Regarding the culture that has influenced us the most in our style of eating, he says that it depends on the time in history, and what has normally influenced the most is what rich people eat, which ends up being passed on to poor people as aspirational food, And basically when the middle class developed what they wanted to do was eat meat because then the poor couldn't afford it. "So, what the rich have eaten has marked the food of the following decades", qualifies the professor of Biotechnology at the Polytechnic University of Valencia.

This was seen with spices or with meat, as he continues, which when they began to be a luxury food and later lowered the price, they were accessible to everyone. "Right now we have a lot of influence by the cinema of American culture and in the 19th century by the French, for example," adds J.M. Mullet.

"But it is that everything influences and when the Romans conquered a land they brought their food cultures and took the food cultures of the conquered area.
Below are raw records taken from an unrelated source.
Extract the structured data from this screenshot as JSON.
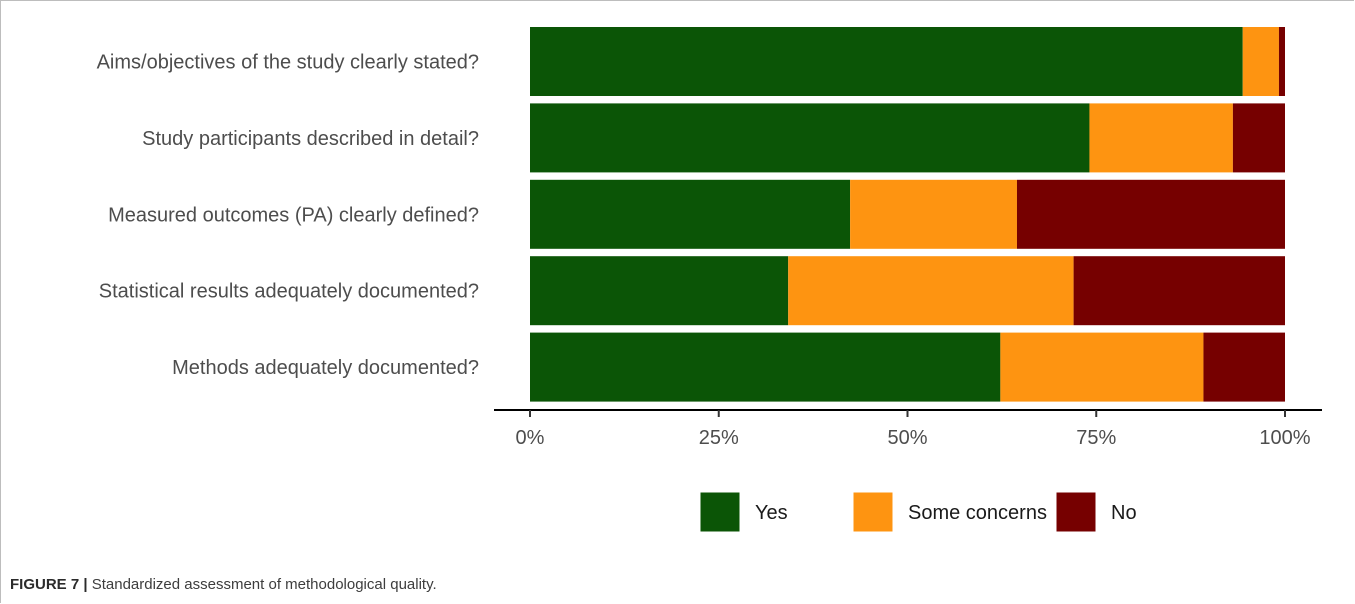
{
  "chart_data": {
    "type": "bar",
    "orientation": "horizontal",
    "stacked": true,
    "percent": true,
    "categories": [
      "Aims/objectives of the study clearly stated?",
      "Study participants described in detail?",
      "Measured outcomes (PA) clearly defined?",
      "Statistical results adequately documented?",
      "Methods adequately documented?"
    ],
    "series": [
      {
        "name": "Yes",
        "color": "#0b5506",
        "values": [
          94.4,
          74.1,
          42.4,
          34.2,
          62.3
        ]
      },
      {
        "name": "Some concerns",
        "color": "#fe9411",
        "values": [
          4.8,
          19.0,
          22.1,
          37.8,
          26.9
        ]
      },
      {
        "name": "No",
        "color": "#760000",
        "values": [
          0.8,
          6.9,
          35.5,
          28.0,
          10.8
        ]
      }
    ],
    "xlim": [
      0,
      100
    ],
    "ticks": [
      "0%",
      "25%",
      "50%",
      "75%",
      "100%"
    ],
    "legend_position": "bottom",
    "grid": false
  },
  "caption": {
    "label": "FIGURE 7 |",
    "text": "Standardized assessment of methodological quality."
  }
}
In the case of the Arabs there was the Arab corridor, which linked from the Himalayas to the Miño, and this made that many foods also pass in an east-west direction", he remarks.

He currently points out that we have a lot of American influence because of the importance of the American style and we want to eat what we see in the movies, "and that's how hamburgers and pizzas came in."

He says that the Mediterranean diet was invented by a man in the United States, Ancel Keys, and is based on a study that was done after the World War, and that today would not exceed any quality criteria, but that it was done under the conditions that could be done at the time. "It was a first approximation, and he drew conclusions that some are valid and others are not," he maintains.

In his opinion, it must be made clear that the Mediterranean diet was created in the 1960s, at the University of Minnesota by this scientist: "It has been mythologized a lot and is influenced by foods that came from afar, from the East, or from America. Everything the world considers tomatoes to be the Mediterranean diet and this one is American".

It also highlights the Christian influence of our diet, with wheat, wine, or olive oil, at the forefront, and foods typical of the eastern Mediterranean. "These three foods have spread throughout the world due to their association with Christianity and as it spread, they took these foods because they were basic for the rites. You have to receive communion with bread and wine," he adds.

Lastly, he stresses that he does not believe that fast food is a problem in our current diet because no one is forced to go to a fast food restaurant. "We could also say that alcohol is a problem and only here we promulgate the culture of wine. So, I think that 'fast food' is a symptom that we are a society that has acquired some social rights and that we can afford to go to cheap eats but no one is stopping you from having a salad for dinner," he adds.

Many of the things that we believed to be very old about food are very recent, as J.M.Mulet insists, who points out that we can talk about fabada, but also about chicken tikka-masala (British-Indian), or chop suey from vegetables (Chinese dish); both 19th and 20th century inventions.